Note: If your dog is displaying signs of aggression around food or toys, I recommend you contact a trusted trainer in your area.
Dr. Patricia McConnell had a great post on her blog “The Other End of the Leash” last week about how to deal with a dog’s possessiveness using desensitization and classical conditioning. It’s worth reading if you have a dog with possessive aggression of food, toys, space or whatever it might be. Instead of teaching the dog “drop” or “leave it,” (which I highly recommend you still do), you are conditioning the dog’s response to someone approaching the object of value.
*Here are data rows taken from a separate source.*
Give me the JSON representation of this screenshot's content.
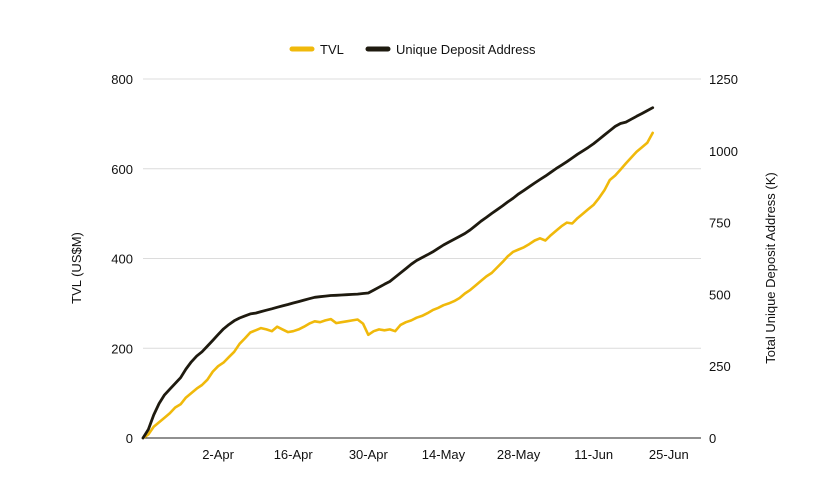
{
  "chart_data": {
    "type": "line",
    "title": "",
    "legend": {
      "position": "top-center"
    },
    "grid": true,
    "x": {
      "range": [
        "19-Mar",
        "1-Jul"
      ],
      "ticks": [
        "2-Apr",
        "16-Apr",
        "30-Apr",
        "14-May",
        "28-May",
        "11-Jun",
        "25-Jun"
      ],
      "tick_days": [
        14,
        28,
        42,
        56,
        70,
        84,
        98
      ]
    },
    "y_left": {
      "label": "TVL (US$M)",
      "range": [
        0,
        800
      ],
      "ticks": [
        "0",
        "200",
        "400",
        "600",
        "800"
      ]
    },
    "y_right": {
      "label": "Total Unique Deposit Address (K)",
      "range": [
        0,
        1250
      ],
      "ticks": [
        "0",
        "250",
        "500",
        "750",
        "1000",
        "1250"
      ]
    },
    "series": [
      {
        "name": "TVL",
        "axis": "left",
        "color": "#f0b90b",
        "points": [
          [
            0,
            0
          ],
          [
            1,
            8
          ],
          [
            2,
            25
          ],
          [
            3,
            35
          ],
          [
            4,
            45
          ],
          [
            5,
            55
          ],
          [
            6,
            68
          ],
          [
            7,
            75
          ],
          [
            8,
            90
          ],
          [
            9,
            100
          ],
          [
            10,
            110
          ],
          [
            11,
            118
          ],
          [
            12,
            130
          ],
          [
            13,
            148
          ],
          [
            14,
            160
          ],
          [
            15,
            168
          ],
          [
            16,
            180
          ],
          [
            17,
            192
          ],
          [
            18,
            210
          ],
          [
            19,
            222
          ],
          [
            20,
            235
          ],
          [
            21,
            240
          ],
          [
            22,
            245
          ],
          [
            23,
            242
          ],
          [
            24,
            238
          ],
          [
            25,
            248
          ],
          [
            26,
            242
          ],
          [
            27,
            236
          ],
          [
            28,
            238
          ],
          [
            29,
            242
          ],
          [
            30,
            248
          ],
          [
            31,
            255
          ],
          [
            32,
            260
          ],
          [
            33,
            258
          ],
          [
            34,
            262
          ],
          [
            35,
            265
          ],
          [
            36,
            256
          ],
          [
            37,
            258
          ],
          [
            38,
            260
          ],
          [
            39,
            262
          ],
          [
            40,
            264
          ],
          [
            41,
            255
          ],
          [
            42,
            230
          ],
          [
            43,
            238
          ],
          [
            44,
            242
          ],
          [
            45,
            240
          ],
          [
            46,
            242
          ],
          [
            47,
            238
          ],
          [
            48,
            252
          ],
          [
            49,
            258
          ],
          [
            50,
            262
          ],
          [
            51,
            268
          ],
          [
            52,
            272
          ],
          [
            53,
            278
          ],
          [
            54,
            285
          ],
          [
            55,
            290
          ],
          [
            56,
            296
          ],
          [
            57,
            300
          ],
          [
            58,
            305
          ],
          [
            59,
            312
          ],
          [
            60,
            322
          ],
          [
            61,
            330
          ],
          [
            62,
            340
          ],
          [
            63,
            350
          ],
          [
            64,
            360
          ],
          [
            65,
            368
          ],
          [
            66,
            380
          ],
          [
            67,
            392
          ],
          [
            68,
            405
          ],
          [
            69,
            415
          ],
          [
            70,
            420
          ],
          [
            71,
            425
          ],
          [
            72,
            432
          ],
          [
            73,
            440
          ],
          [
            74,
            445
          ],
          [
            75,
            440
          ],
          [
            76,
            452
          ],
          [
            77,
            462
          ],
          [
            78,
            472
          ],
          [
            79,
            480
          ],
          [
            80,
            478
          ],
          [
            81,
            490
          ],
          [
            82,
            500
          ],
          [
            83,
            510
          ],
          [
            84,
            520
          ],
          [
            85,
            535
          ],
          [
            86,
            552
          ],
          [
            87,
            575
          ],
          [
            88,
            585
          ],
          [
            89,
            598
          ],
          [
            90,
            612
          ],
          [
            91,
            625
          ],
          [
            92,
            638
          ],
          [
            93,
            648
          ],
          [
            94,
            658
          ],
          [
            95,
            680
          ]
        ]
      },
      {
        "name": "Unique Deposit Address",
        "axis": "right",
        "color": "#1e1a0f",
        "points": [
          [
            0,
            0
          ],
          [
            1,
            30
          ],
          [
            2,
            80
          ],
          [
            3,
            120
          ],
          [
            4,
            150
          ],
          [
            5,
            170
          ],
          [
            6,
            190
          ],
          [
            7,
            210
          ],
          [
            8,
            240
          ],
          [
            9,
            265
          ],
          [
            10,
            285
          ],
          [
            11,
            300
          ],
          [
            12,
            320
          ],
          [
            13,
            340
          ],
          [
            14,
            360
          ],
          [
            15,
            380
          ],
          [
            16,
            395
          ],
          [
            17,
            408
          ],
          [
            18,
            418
          ],
          [
            19,
            425
          ],
          [
            20,
            432
          ],
          [
            21,
            435
          ],
          [
            22,
            440
          ],
          [
            23,
            445
          ],
          [
            24,
            450
          ],
          [
            25,
            455
          ],
          [
            26,
            460
          ],
          [
            27,
            465
          ],
          [
            28,
            470
          ],
          [
            29,
            475
          ],
          [
            30,
            480
          ],
          [
            31,
            485
          ],
          [
            32,
            490
          ],
          [
            33,
            492
          ],
          [
            34,
            494
          ],
          [
            35,
            496
          ],
          [
            36,
            497
          ],
          [
            37,
            498
          ],
          [
            38,
            499
          ],
          [
            39,
            500
          ],
          [
            40,
            501
          ],
          [
            41,
            503
          ],
          [
            42,
            505
          ],
          [
            43,
            515
          ],
          [
            44,
            525
          ],
          [
            45,
            535
          ],
          [
            46,
            545
          ],
          [
            47,
            560
          ],
          [
            48,
            575
          ],
          [
            49,
            590
          ],
          [
            50,
            605
          ],
          [
            51,
            618
          ],
          [
            52,
            628
          ],
          [
            53,
            638
          ],
          [
            54,
            648
          ],
          [
            55,
            660
          ],
          [
            56,
            672
          ],
          [
            57,
            682
          ],
          [
            58,
            692
          ],
          [
            59,
            702
          ],
          [
            60,
            712
          ],
          [
            61,
            725
          ],
          [
            62,
            740
          ],
          [
            63,
            755
          ],
          [
            64,
            768
          ],
          [
            65,
            782
          ],
          [
            66,
            795
          ],
          [
            67,
            808
          ],
          [
            68,
            822
          ],
          [
            69,
            835
          ],
          [
            70,
            850
          ],
          [
            71,
            862
          ],
          [
            72,
            875
          ],
          [
            73,
            888
          ],
          [
            74,
            900
          ],
          [
            75,
            912
          ],
          [
            76,
            925
          ],
          [
            77,
            938
          ],
          [
            78,
            950
          ],
          [
            79,
            962
          ],
          [
            80,
            975
          ],
          [
            81,
            988
          ],
          [
            82,
            1000
          ],
          [
            83,
            1012
          ],
          [
            84,
            1025
          ],
          [
            85,
            1040
          ],
          [
            86,
            1055
          ],
          [
            87,
            1070
          ],
          [
            88,
            1085
          ],
          [
            89,
            1095
          ],
          [
            90,
            1100
          ],
          [
            91,
            1110
          ],
          [
            92,
            1120
          ],
          [
            93,
            1130
          ],
          [
            94,
            1140
          ],
          [
            95,
            1150
          ]
        ]
      }
    ]
  }
}
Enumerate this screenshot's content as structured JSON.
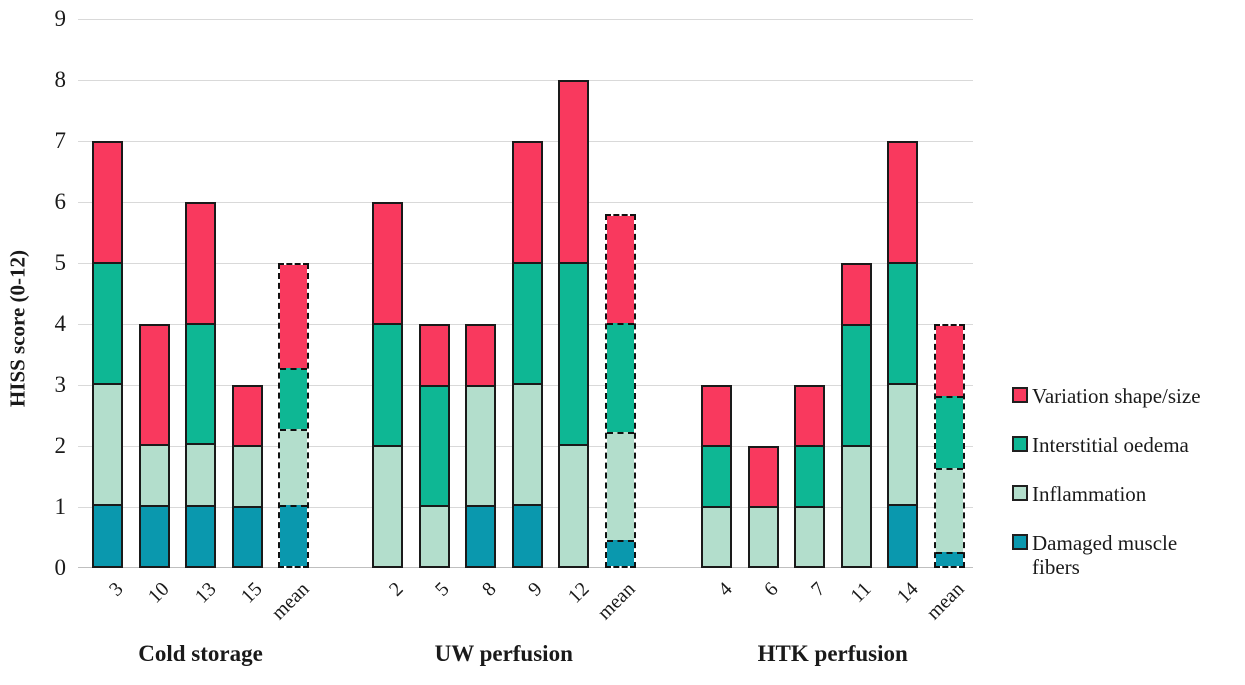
{
  "chart_data": {
    "type": "bar",
    "stacked": true,
    "title": "",
    "xlabel": "",
    "ylabel": "HISS score (0-12)",
    "ylim": [
      0,
      9
    ],
    "yticks": [
      0,
      1,
      2,
      3,
      4,
      5,
      6,
      7,
      8,
      9
    ],
    "grid": true,
    "legend_position": "right",
    "stack_order_bottom_to_top": [
      "damaged",
      "inflammation",
      "oedema",
      "variation"
    ],
    "colors": {
      "variation": "#F9395E",
      "oedema": "#0EB794",
      "inflammation": "#B3DECC",
      "damaged": "#0A98AE",
      "gridline": "#D9D9D9",
      "bar_outline": "#1A1A1A"
    },
    "legend": [
      {
        "id": "variation",
        "label": "Variation shape/size",
        "color": "#F9395E"
      },
      {
        "id": "oedema",
        "label": "Interstitial oedema",
        "color": "#0EB794"
      },
      {
        "id": "inflammation",
        "label": "Inflammation",
        "color": "#B3DECC"
      },
      {
        "id": "damaged",
        "label": "Damaged muscle fibers",
        "color": "#0A98AE"
      }
    ],
    "groups": [
      {
        "label": "Cold storage",
        "bars": [
          {
            "label": "3",
            "style": "solid",
            "damaged": 1,
            "inflammation": 2,
            "oedema": 2,
            "variation": 2,
            "total": 7
          },
          {
            "label": "10",
            "style": "solid",
            "damaged": 1,
            "inflammation": 1,
            "oedema": 0,
            "variation": 2,
            "total": 4
          },
          {
            "label": "13",
            "style": "solid",
            "damaged": 1,
            "inflammation": 1,
            "oedema": 2,
            "variation": 2,
            "total": 6
          },
          {
            "label": "15",
            "style": "solid",
            "damaged": 1,
            "inflammation": 1,
            "oedema": 0,
            "variation": 1,
            "total": 3
          },
          {
            "label": "mean",
            "style": "dashed",
            "damaged": 1,
            "inflammation": 1.25,
            "oedema": 1,
            "variation": 1.75,
            "total": 5
          }
        ]
      },
      {
        "label": "UW perfusion",
        "bars": [
          {
            "label": "2",
            "style": "solid",
            "damaged": 0,
            "inflammation": 2,
            "oedema": 2,
            "variation": 2,
            "total": 6
          },
          {
            "label": "5",
            "style": "solid",
            "damaged": 0,
            "inflammation": 1,
            "oedema": 2,
            "variation": 1,
            "total": 4
          },
          {
            "label": "8",
            "style": "solid",
            "damaged": 1,
            "inflammation": 2,
            "oedema": 0,
            "variation": 1,
            "total": 4
          },
          {
            "label": "9",
            "style": "solid",
            "damaged": 1,
            "inflammation": 2,
            "oedema": 2,
            "variation": 2,
            "total": 7
          },
          {
            "label": "12",
            "style": "solid",
            "damaged": 0,
            "inflammation": 2,
            "oedema": 3,
            "variation": 3,
            "total": 8
          },
          {
            "label": "mean",
            "style": "dashed",
            "damaged": 0.4,
            "inflammation": 1.8,
            "oedema": 1.8,
            "variation": 1.8,
            "total": 5.8
          }
        ]
      },
      {
        "label": "HTK perfusion",
        "bars": [
          {
            "label": "4",
            "style": "solid",
            "damaged": 0,
            "inflammation": 1,
            "oedema": 1,
            "variation": 1,
            "total": 3
          },
          {
            "label": "6",
            "style": "solid",
            "damaged": 0,
            "inflammation": 1,
            "oedema": 0,
            "variation": 1,
            "total": 2
          },
          {
            "label": "7",
            "style": "solid",
            "damaged": 0,
            "inflammation": 1,
            "oedema": 1,
            "variation": 1,
            "total": 3
          },
          {
            "label": "11",
            "style": "solid",
            "damaged": 0,
            "inflammation": 2,
            "oedema": 2,
            "variation": 1,
            "total": 5
          },
          {
            "label": "14",
            "style": "solid",
            "damaged": 1,
            "inflammation": 2,
            "oedema": 2,
            "variation": 2,
            "total": 7
          },
          {
            "label": "mean",
            "style": "dashed",
            "damaged": 0.2,
            "inflammation": 1.4,
            "oedema": 1.2,
            "variation": 1.2,
            "total": 4
          }
        ]
      }
    ]
  }
}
The basic idea McConnell describes is to find something your dog likes even more than the object she guards. So, maybe your dog guards rawhides, but she likes pieces of hot dogs even more. What you would do is set up a scenario where the dog is likely to guard a rawhide. With your hot dog bits in hand, you would then walk up to your dog but stop well before she starts to guard the rawhide. Toss her a piece of hotdog and walk away.
You want the dog to think, “No! Don’t walk away!” McConnell wrote. Then, very gradually, you decrease the distance over several short sessions over several days until your dog is OK with you approaching her while she has a rawhide. Then you also need to condition the dog’s response to someone reaching for the object. You would do this by bending down near the dog, dropping a hot dog bit and standing back up. Eventually, you will move your hand closer and closer until you can safely remove the object and give the dog something even better in return.
You are not training your dog to respond to a cue, McConnell wrote. You are conditioning an internal response to someone approaching something the dog cherishes.
This is certainly not the only way to deal with a dog’s resource guarding, but I like the approach and thought many others would find it helpful.